Deconstructing Harry

El Pánico de Vivir

Por Claudio España

"Debes hacer la paz con tus fantasmas", le recomienda a Harry uno de esos fantasmas. Harry Block (Woody Allen) es un escritor que no puede dejar en paz a su propio pasado cuando escribe. La vida real se le hibrida sin tregua con la fantasía, en consonancia con su cotidiana y asumida, pero temible neurosis. Estos estados de ánimo con los que se topa a cada paso en el mundo concreto son la sustancia de Los secretos de Harry, aunque el misterio verdadero está en la relación con que esos seres ingresan, confabulados, en la apreciación agradecida del espectador.

Harry no puede evitar que los seres de la realidad -sus ex esposas y amantes, las prostitutas que frecuenta y cambia, su hijo y sus padres- se reconozcan en la letra de sus cuentos y novelas. Por eso mismo, lo buscan para quejarse y para atacarlo a tiros o lo hallan por casualidad, pero siempre el tema es cómo los ha tratado y si ha mentido o no al retratarlos. La otra verdad es que Harry sólo habla de sí mismo y apenas necesita de los otros para construir su propia alma. El film adquiere una notable trascendencia y tanta que hasta emula a Dante en el pergeño de un Inferno a su medida, con cadenas, aire acondicionado y flagelantes de película porno.

En su vida y en la literatura que crecen ante los ojos del espectador con vitalidad múltiple, segmentadas y prolíficas, sólo pesan las mujeres. O la mujer, a secas. Ellas fueron modelando los sentimientos y la conducta de Harry desde la adolescencia hasta volverse las protagonistas de su comportamiento y de su creación.

El humor, a lo grande

Hasta aquí, los hechos parecen serios, pero en la filmografía de Woody Allen -y Los secretos de Harry no es una excepción- el humor ocupa tanto espacio como su narcisística preocupación por trascender y salir del lugar común. Retruécanos, gags, frases felices de autocompasión, que enarbolan el ridículo más cómico, y situaciones imposibles en la vida cotidiana (en el día de un solo individuo por lo menos) delatan el ingenio de un genio indiscutible.
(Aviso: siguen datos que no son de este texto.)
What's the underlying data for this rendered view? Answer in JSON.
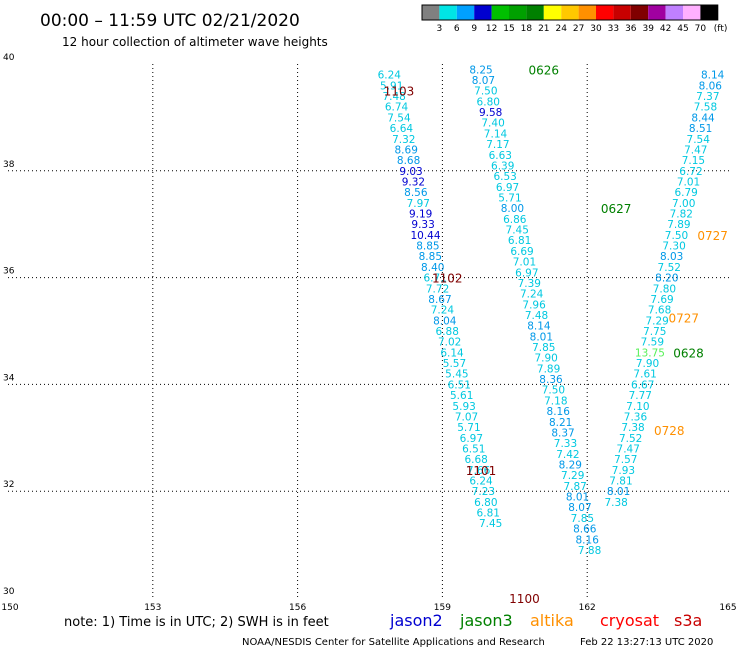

Es cierto que éste es un segmento nuevo de una larga autobiografía que, en este caso, alcanza el film número 28, y que no debe haber nadie en la cinematografía a quien conocemos tanto por todos sus flancos como a este notable creador norteamericano, es cierto, pero en cada una de estas películas se toma el tiempo necesario para el gozo, la reflexión y la constante experimentación con las fórmulas del relato, tratando de diseccionarlas y de hacerlas tan protagonistas como a la anécdota misma.

El título original, Deconstructing Harry, alude a las teorías de la deconstrucción del francés Jacques Derrida que tanto afincaron en la cultura norteamericana del Este, donde quien puede no se pierde de hacer un curso en Columbia con este singular pensador. Allen entiende la deconstrucción -un neologismo- en el doble sentido a que apunta Derrida: la compleja fragmentación del objeto y el hecho de que, por las partes, se vuelve inteligible el núcleo, es decir el objeto de análisis. Seguro también, el título ironiza sobre esa moderna predilección de los intelectuales que corren a ver las películas de Woody Allen, que, por supuesto, no se priva de practicar aquella teoría en su modo de contar la aventura de Harry.

Sin embargo y sin dudas, la fidelidad de Allen -"Un personaje que no funciona en la vida puede funcionar en el arte", se dice finalmente- está puesta en el cine, su medio y el vehículo de sus espléndidas fantasías, esta vez y una vez más, insertos en la recuperación del universo del creador y de sus mujeres que modela la magia reminiscente de Ocho y medio (1963), inmortal obra de Federico Fellini e indudable fuente inspiradora de Los secretos de Harry. Basta como ejemplo la secuencia próxima al desenlace, cuando todos, en círculo y como fenómenos de circo, aplauden a quien los inmortaliza con su modo de entender el arte.

Un elenco vastísimo de primeras figuras -Judy Davis, estupenda-acompaña al muñeco al que Allen da cuerpo esta vez. Gracias a los rostros conocidos es posible para el público ganarle a Harry en entender cuando están en la realidad o en la fantasía. Juego de espejos quebrados, Los secretos de Harry sólo fue concebida para deleite de quienes viajan hasta el cine para reingresar en las constantes de Woody Allen: Dios, las mujeres, el psicoanálisis y el pánico de vivir.